Patiemment, jusqu’à la fin des années 2010 et alors que la concurrence chinoise fait rage, Patrice Pivron part à la reconquête de marchés perdus et en défriche de nouveau. Finalement en 2017, il rachète l’entreprise avec sa femme et travaille aujourd’hui avec trois employés spécialisés dans la piqûre et la gainerie (l’art de fabriquer des gaines, boîtes ou écrins recouverts de cuir).
Aujourd’hui, le BtoB alimente 70 % du chiffre d’affaires. Luxbag, labellisée entreprise du patrimoine vivant (EPV) en 2009, conçoit et produit des étuis pour des fabricants d’instruments à vent haut de gamme comme les clarinettes Buffet Crampon ou les hautbois de Marigaux ou Lorée. Une grande partie de ces étuis est exportée sans que l’entreprise n’ait particulièrement développé de stratégie à l’international.
Des modèles en lin qui cartonnent en Scandinavie
Mais cette dernière est en train de se reconstruire grâce… au lin. En 2022, après quatre ans de mise au point, une collection de cinq housses pour étuis d’instruments à vent dans cette matière naturelle, résistante, déperlante et produite en France voit le jour. « Nous avons présenté nos modèles aux facteurs d’instruments, un milieu assez conservateur, mais nous n’avions pas le temps de les attendre et l’intérêt est en fait venu de l’étranger, se souvient Patrice Pivron. En Norvège, en Suède, au Danemark et en Allemagne, ce produit fait à partir d’une fibre végétale plutôt que du nylon a plu. »

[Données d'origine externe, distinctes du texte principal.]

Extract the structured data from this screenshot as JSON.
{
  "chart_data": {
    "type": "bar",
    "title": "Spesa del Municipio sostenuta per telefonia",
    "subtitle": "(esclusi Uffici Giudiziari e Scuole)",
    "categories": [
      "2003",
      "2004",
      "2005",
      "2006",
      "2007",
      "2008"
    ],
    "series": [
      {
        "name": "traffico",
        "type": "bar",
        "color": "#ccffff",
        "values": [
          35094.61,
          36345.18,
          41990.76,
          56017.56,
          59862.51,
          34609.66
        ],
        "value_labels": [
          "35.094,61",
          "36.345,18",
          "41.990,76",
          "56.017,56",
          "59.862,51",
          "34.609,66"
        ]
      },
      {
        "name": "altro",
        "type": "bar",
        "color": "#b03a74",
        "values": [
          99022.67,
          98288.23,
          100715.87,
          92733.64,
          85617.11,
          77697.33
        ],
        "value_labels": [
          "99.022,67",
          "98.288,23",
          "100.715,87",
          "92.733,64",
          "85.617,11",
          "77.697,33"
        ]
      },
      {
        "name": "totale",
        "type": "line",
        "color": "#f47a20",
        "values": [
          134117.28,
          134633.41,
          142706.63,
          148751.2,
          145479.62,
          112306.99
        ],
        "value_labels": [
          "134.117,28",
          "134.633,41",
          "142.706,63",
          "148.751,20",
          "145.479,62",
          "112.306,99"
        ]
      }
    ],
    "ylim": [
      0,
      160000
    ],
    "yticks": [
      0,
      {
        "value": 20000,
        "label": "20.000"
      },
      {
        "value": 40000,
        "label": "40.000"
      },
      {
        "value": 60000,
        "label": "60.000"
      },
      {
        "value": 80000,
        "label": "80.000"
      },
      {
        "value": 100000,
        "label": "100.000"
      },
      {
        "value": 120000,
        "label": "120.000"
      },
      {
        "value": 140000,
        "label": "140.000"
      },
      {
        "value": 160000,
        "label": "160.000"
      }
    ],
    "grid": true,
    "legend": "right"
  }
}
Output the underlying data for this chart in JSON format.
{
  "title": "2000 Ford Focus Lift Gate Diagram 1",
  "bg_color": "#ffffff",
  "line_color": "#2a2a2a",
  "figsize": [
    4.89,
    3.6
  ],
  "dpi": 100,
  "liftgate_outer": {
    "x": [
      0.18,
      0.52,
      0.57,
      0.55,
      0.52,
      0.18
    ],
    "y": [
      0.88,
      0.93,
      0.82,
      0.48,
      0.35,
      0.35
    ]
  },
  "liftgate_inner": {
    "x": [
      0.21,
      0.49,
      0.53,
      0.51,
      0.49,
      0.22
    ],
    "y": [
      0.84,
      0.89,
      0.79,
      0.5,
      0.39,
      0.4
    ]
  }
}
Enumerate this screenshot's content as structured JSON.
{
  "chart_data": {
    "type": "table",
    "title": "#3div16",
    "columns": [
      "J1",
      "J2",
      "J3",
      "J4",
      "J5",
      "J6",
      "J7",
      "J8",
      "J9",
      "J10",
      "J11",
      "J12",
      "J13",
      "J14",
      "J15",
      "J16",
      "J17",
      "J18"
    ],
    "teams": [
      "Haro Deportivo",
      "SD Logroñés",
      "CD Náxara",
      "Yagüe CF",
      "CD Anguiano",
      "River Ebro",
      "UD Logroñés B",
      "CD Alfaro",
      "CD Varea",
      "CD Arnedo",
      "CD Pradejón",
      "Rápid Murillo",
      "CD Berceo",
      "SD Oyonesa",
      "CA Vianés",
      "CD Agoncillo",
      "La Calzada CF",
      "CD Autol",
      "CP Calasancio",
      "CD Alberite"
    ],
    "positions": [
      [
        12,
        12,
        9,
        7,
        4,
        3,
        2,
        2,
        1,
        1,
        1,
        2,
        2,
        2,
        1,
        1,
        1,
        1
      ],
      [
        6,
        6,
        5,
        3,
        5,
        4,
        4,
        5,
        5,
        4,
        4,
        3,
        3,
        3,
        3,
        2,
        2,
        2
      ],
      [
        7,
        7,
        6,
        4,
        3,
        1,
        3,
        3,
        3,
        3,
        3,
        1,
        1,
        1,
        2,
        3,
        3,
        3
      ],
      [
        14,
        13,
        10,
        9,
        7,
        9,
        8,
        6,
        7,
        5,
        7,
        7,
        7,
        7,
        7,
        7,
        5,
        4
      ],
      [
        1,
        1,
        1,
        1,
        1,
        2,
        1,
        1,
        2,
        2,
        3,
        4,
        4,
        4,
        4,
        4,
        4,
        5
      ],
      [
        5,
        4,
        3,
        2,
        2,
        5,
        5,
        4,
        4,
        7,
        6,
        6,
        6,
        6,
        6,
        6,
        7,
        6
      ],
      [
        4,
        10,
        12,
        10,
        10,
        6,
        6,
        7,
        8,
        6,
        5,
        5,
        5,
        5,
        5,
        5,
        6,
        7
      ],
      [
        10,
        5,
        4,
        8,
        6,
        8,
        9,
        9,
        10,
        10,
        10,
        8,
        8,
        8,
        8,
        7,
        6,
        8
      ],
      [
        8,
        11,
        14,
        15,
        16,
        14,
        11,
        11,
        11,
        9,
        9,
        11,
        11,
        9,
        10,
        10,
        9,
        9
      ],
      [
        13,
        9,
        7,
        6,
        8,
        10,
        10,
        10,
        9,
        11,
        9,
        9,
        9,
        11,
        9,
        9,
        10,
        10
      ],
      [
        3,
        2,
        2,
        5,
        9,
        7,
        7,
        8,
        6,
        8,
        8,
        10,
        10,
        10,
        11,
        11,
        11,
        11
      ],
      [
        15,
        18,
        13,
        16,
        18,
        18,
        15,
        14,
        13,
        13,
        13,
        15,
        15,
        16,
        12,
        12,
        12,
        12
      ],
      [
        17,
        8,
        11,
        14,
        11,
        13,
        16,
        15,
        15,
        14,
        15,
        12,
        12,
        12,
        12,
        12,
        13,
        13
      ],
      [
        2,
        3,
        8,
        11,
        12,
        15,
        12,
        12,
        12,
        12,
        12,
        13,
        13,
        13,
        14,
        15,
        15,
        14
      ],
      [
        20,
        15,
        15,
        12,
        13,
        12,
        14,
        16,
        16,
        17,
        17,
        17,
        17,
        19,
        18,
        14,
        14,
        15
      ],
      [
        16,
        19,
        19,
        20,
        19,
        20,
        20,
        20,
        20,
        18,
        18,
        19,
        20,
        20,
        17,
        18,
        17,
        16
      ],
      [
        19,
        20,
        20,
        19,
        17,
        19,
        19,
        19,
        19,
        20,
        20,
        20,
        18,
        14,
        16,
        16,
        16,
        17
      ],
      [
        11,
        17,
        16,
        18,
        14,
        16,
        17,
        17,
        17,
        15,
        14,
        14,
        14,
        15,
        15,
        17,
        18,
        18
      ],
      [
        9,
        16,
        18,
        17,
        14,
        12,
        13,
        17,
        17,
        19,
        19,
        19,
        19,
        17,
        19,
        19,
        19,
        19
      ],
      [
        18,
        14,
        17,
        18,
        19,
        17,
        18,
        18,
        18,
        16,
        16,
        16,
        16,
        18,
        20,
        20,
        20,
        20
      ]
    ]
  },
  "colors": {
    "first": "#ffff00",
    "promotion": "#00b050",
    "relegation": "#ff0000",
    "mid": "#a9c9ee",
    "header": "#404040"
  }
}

Pour le faire connaître, le dirigeant, qui dispose d’une formation à la communication digitale, lance une campagne sur le réseau social Facebook et un mailing auprès de ses contacts. Bingo ! « Aujourd’hui, les ventes dans les pays scandinaves sont supérieures à celles réalisées dans les six points de ventes en France, dont deux à Paris, où ces housses sont distribuées ! »
Luxbag ne compte pas en rester là : depuis janvier le process de fabrication d’étuis semi-rigides en lin est au point. Et les ventes de housses, réalisées à 80 % à l’export, sont en train de décoller. Entre le 1er octobre 2022 et le 30 septembre 2023, l’entreprise a réalisé un chiffre d’affaires de 260 000 euros. Celui des six mois suivants atteint déjà 180 000 euros.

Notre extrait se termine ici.